YOUNGSTOWN, Ohio (WKBN) – The Independent Restaurant Coalition sent a letter to Congress Thursday pleading for lawmakers to take action on the Restaurant Revitalization Fund (RRF).
Bars and Restaurants from across the U.S., including Ohio, signed the letter asking for Congress to replenish the fund and said that businesses have been waiting 200 days without support and are in danger of closing due to pandemic losses.
See a list of business signers here.
While many restaurants have already received the funding, the coalition says there are still 177,000 applicants still waiting for funding.
The letter cites over 20 months of accumulating debt, rising food costs and consumer hesitancy reinvigorated by the Omicron variant.
“Congress can prevent thousands of businesses from closing, a massive supply chain disruption, and widespread job loss by replenishing the Restaurant Revitalization Fund immediately,” said Erika Polmar, executive director of the Independent Restaurant Coalition.
Even though many bars and restaurants have reported a busy summer and fall, they have not “begun to recoup the loss we experienced over the pandemic,” said Lindsay Mescher, chef and owner of Greenhouse Cafe in Lebanon, Ohio.

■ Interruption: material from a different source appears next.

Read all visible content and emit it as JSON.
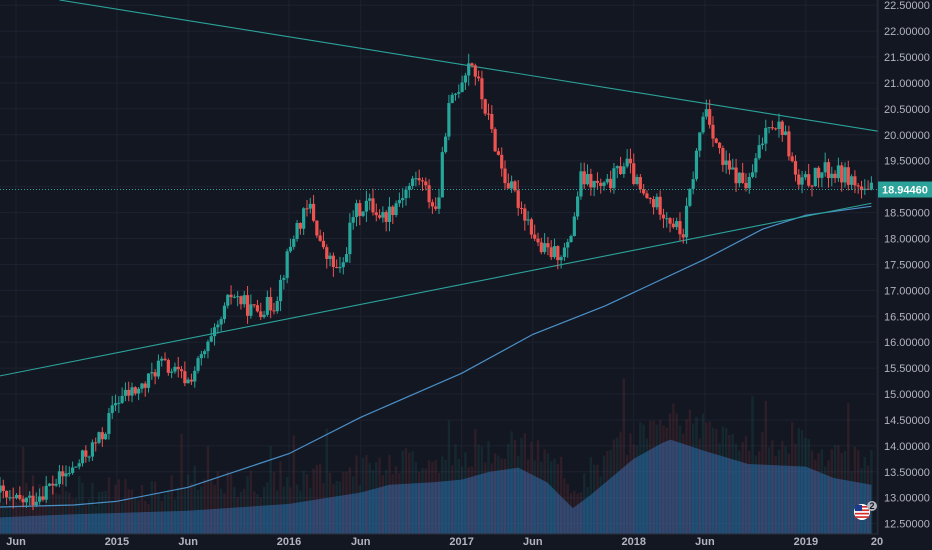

“It’s extremely unfair that some restaurants got relief and others didn’t,” she said. “By not replenishing these funds, Congress is saying that some restaurants are worth saving and others aren’t.”
According to the coalition, there are 500,000 independent restaurants and bars in the U.S., which employ 16 million people.
Over 86% of restaurant and bar owners report they will close without an RRF grant, according to a survey by the Independent Restaurant Colation.
The RRF program provides emergency assistance for eligible restaurants, bars and other qualifying businesses impacted by COVID-19. The program will provide restaurants with funding equal to their pandemic-related revenue loss of up to $10 million per business and no more than $5 million per physical location.